Les adoptants peuvent alors soit solliciter l’exequatur, par l’intermédiaire d’un avocat, auprès du tribunal de grande instance compétent en vue de faire acquérir à l’enfant la nationalité française par déclaration (article 21-12 du Code civil), soit de déposer, sans garantie de résultat, une requête en conversion de l’adoption simple en adoption plénière, s’ils disposent du consentement requis des parents d’origine de l’enfant donné en vue d’une adoption entraînant la rupture complète et irrévocable du lien de filiation les unissant à l’enfant.

Le traité, en définissant l’adoption comme une mesure entraînant une rupture définitive du lien de filiation, permettra automatiquement la reconnaissance en France des adoptions prononcées en Russie comme adoptions plénières au sens du droit français. Les adoptants pourront alors solliciter la vérification d’opposabilité des décisions d’adoptions prononcées en Russie auprès du Procureur de la République de Nantes. Cette démarche de publicité à l’état civil français des décisions d’adoption plénières étrangères auprès du Procureur de la République ne nécessite pas l’assistance d’un avocat et constitue le moyen le plus rapide et simple pour établir un acte de naissance français pour l’enfant adopté sur les registres du service central d’état civil de Nantes.

iii) Clarification des obligations militaires des adultes adoptés

Le traité apporte une réponse aux incertitudes actuelles sur les obligations militaires des enfants adoptés, devenus majeurs, la législation russe prévoyant qu’ils conservent la nationalité de leur pays d’origine. Cette question constitue un sujet d’inquiétude pour les associations de familles d’enfants adoptés en Russie.

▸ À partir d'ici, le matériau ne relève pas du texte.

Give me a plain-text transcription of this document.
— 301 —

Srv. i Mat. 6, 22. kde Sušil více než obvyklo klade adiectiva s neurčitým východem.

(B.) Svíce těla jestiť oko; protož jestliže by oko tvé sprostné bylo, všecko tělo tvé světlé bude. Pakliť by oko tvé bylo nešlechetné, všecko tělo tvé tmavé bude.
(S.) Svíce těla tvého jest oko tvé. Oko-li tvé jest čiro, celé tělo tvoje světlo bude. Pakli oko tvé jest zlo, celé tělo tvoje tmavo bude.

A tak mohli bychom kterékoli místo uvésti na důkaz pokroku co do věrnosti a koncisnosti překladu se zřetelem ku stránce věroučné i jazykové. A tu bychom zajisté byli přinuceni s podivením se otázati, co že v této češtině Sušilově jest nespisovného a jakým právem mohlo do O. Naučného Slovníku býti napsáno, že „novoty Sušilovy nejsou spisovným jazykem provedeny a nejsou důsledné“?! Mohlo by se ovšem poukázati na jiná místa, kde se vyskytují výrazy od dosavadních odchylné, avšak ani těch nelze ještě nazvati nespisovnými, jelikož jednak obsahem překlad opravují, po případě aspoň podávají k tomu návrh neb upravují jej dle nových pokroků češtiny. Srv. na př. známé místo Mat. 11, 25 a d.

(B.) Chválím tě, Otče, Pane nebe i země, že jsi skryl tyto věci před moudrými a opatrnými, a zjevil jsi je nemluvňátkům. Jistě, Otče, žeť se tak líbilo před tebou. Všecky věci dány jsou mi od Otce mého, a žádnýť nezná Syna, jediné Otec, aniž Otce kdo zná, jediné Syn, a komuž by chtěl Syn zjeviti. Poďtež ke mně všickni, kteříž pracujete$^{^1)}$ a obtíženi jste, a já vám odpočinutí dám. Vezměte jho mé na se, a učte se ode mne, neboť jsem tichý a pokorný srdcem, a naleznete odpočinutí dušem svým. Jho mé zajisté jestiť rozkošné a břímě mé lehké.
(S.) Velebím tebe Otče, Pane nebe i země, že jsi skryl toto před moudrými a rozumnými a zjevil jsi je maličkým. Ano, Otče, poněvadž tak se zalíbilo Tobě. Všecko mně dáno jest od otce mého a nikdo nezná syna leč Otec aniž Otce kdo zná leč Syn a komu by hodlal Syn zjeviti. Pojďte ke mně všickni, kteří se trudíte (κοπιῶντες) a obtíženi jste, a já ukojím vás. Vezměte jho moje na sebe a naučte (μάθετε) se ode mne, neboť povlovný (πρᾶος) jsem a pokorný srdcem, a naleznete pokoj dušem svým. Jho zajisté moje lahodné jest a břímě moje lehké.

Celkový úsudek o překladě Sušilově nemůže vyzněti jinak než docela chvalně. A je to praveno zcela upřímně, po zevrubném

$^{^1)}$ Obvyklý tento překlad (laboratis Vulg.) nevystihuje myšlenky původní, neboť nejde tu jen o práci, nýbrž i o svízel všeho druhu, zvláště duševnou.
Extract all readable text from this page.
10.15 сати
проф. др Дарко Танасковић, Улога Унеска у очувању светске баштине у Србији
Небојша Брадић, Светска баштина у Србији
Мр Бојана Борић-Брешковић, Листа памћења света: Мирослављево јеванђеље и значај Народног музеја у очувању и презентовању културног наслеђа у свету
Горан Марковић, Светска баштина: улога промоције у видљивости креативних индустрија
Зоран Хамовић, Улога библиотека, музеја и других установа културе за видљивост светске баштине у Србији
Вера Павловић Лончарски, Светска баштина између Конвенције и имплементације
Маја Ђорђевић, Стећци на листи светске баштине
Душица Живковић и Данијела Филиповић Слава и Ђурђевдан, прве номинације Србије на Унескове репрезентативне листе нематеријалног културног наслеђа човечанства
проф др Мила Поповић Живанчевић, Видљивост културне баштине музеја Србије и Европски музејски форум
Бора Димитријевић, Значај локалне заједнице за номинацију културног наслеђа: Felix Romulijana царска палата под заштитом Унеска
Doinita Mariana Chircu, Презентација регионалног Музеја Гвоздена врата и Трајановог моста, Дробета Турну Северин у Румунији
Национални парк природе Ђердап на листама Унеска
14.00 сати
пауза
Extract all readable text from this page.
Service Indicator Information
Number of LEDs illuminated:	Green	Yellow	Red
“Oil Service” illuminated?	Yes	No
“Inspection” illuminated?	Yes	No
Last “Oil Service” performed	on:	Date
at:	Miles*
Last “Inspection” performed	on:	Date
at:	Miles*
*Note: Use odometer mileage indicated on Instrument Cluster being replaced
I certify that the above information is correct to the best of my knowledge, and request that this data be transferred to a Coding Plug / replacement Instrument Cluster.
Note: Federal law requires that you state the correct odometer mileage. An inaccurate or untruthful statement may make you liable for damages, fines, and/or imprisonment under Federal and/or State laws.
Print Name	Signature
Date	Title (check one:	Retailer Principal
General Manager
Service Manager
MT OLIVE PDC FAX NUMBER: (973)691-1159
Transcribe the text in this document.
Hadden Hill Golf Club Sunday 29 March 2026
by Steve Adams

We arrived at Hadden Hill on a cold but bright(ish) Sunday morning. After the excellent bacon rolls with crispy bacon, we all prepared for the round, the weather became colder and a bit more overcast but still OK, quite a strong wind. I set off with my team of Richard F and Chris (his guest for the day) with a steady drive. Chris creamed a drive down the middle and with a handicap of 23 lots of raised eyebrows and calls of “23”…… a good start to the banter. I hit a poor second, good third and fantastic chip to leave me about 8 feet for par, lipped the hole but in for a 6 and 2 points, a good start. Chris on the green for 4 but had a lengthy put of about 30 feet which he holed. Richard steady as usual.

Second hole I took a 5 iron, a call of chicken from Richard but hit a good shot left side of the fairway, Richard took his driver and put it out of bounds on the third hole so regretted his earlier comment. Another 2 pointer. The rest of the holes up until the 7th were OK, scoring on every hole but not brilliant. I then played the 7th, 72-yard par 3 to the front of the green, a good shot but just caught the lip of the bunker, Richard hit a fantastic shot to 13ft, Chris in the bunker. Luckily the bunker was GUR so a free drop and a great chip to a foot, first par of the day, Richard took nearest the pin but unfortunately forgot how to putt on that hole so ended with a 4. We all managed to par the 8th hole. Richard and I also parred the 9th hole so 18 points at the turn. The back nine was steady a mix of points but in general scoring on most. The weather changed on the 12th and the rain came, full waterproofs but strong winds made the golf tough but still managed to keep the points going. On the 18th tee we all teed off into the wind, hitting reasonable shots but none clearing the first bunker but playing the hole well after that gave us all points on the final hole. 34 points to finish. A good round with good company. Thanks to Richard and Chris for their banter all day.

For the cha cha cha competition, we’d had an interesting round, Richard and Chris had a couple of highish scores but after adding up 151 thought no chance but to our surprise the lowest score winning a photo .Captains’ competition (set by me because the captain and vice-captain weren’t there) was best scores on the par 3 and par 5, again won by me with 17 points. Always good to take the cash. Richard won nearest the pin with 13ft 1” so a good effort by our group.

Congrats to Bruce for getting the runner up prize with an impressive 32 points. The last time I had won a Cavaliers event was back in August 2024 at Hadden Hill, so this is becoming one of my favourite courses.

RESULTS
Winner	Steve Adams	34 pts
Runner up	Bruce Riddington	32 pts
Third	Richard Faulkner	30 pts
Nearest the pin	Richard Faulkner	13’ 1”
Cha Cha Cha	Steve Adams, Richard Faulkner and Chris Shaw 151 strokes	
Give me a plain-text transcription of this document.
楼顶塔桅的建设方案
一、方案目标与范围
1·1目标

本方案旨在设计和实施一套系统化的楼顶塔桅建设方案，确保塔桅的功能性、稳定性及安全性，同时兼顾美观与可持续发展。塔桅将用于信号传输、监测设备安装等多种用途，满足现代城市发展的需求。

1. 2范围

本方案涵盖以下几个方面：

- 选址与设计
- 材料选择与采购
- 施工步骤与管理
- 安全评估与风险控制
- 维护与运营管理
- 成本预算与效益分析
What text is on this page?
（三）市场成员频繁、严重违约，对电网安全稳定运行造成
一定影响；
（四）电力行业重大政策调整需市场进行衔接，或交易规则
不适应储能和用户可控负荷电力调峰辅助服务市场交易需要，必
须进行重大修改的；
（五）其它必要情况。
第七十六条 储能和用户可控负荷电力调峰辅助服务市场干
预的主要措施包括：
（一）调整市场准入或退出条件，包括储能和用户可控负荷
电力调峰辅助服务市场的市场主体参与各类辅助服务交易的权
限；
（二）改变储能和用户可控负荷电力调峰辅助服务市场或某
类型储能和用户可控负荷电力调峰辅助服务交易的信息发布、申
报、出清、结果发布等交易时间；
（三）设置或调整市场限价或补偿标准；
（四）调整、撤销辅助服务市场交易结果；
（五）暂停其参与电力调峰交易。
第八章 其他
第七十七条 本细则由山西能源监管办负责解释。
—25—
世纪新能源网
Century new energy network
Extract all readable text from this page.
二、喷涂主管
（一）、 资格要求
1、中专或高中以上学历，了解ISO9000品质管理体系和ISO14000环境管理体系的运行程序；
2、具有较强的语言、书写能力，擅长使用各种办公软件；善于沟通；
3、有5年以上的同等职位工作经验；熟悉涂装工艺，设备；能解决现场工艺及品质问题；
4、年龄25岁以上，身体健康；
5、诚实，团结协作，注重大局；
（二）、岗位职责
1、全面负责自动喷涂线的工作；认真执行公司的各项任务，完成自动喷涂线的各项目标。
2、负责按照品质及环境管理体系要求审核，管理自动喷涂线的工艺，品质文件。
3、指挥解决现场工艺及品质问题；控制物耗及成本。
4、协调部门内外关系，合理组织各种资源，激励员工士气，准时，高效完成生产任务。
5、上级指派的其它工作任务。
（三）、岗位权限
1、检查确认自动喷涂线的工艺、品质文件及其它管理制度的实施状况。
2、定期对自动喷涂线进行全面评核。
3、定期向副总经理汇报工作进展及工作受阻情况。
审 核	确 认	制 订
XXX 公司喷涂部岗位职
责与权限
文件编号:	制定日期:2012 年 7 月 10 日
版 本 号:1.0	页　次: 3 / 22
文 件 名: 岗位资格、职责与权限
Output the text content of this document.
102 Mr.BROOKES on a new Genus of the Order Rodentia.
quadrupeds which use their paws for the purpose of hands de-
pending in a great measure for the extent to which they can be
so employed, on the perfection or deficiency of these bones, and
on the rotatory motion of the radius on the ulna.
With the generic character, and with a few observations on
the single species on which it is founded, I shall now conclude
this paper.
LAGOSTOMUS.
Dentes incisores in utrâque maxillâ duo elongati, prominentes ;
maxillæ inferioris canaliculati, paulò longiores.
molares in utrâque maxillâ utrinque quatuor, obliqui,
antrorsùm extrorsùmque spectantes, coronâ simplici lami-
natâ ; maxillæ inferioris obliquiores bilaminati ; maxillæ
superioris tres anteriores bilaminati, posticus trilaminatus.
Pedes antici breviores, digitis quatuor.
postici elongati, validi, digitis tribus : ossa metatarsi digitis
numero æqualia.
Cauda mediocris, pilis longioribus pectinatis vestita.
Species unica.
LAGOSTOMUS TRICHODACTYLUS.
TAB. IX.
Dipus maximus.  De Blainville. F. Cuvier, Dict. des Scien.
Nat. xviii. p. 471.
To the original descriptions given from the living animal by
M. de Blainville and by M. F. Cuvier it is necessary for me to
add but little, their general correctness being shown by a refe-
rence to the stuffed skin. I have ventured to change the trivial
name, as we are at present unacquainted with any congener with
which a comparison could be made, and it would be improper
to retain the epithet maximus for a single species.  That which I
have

Le traité prévoit que si l’enfant devenu majeur, qui a la double nationalité, a effectué ses obligations militaires dans l’Etat d’une des parties contractantes, il en sera exempté dans l’Etat de l’autre Partie contractante. Ainsi, un enfant russe adopté par une famille française sera dispensé du service militaire russe s’il s’est acquitté de ses obligations de recensement et de la journée défense et citoyenneté en France. Les obligations de recensement et de participation à la journée défense et citoyenneté correspondent, en application de l’article L.111-1 du code du service national, aux « obligations militaires » incombant aux ressortissants français, l’appel sous les drapeaux n’étant destiné qu’à un usage tout à fait exceptionnel.

iv) Compatibilité du Traité avec la loi n°78-17 du 6 janvier 1978 relative à l’informatique, aux fichiers et aux libertés

Plusieurs stipulations du traité franco-russe relatif à la coopération dans le domaine de l’adoption, signé le 18 novembre 2011, fixent les modalités de coopération et d’échange d’informations entre autorités centrales en matière d’adoption, de l’Etat d’accueil et de l’Etat d’origine.

D’une manière générale, l’article 18 prévoit que l’autorité centrale de l’Etat d’accueil s’engage à fournir, dans le cadre de sa législation, à l’autorité centrale de l’Etat d’origine et à sa demande écrite, les informations relatives aux cas concrets d’adoption, y compris en cas de placement d’un enfant dans une nouvelle famille. Il est précisé que l’autorité centrale de l’État d’origine garantit la confidentialité des informations reçues et utilise celles-ci aux fins de protection des droits et des intérêts légitimes des enfants adoptés.

Plus spécifiquement, l’article 16 aborde la situation dans laquelle l’enfant adopté ne peut continuer à vivre dans sa famille adoptive, en précisant que l’autorité centrale de l’Etat d’accueil est tenue d’informer l’autorité centrale de l’Etat d’origine des conditions de placement de l’enfant.

L’article 17 prévoit également que l’Etat d’accueil s’engage à coopérer avec les autorités compétentes de l’Etat d’origine en leur présentant des informations sur les conditions de vie et d’éducation de l’enfant adopté, y compris en cas de placement de l’enfant dans une autre famille.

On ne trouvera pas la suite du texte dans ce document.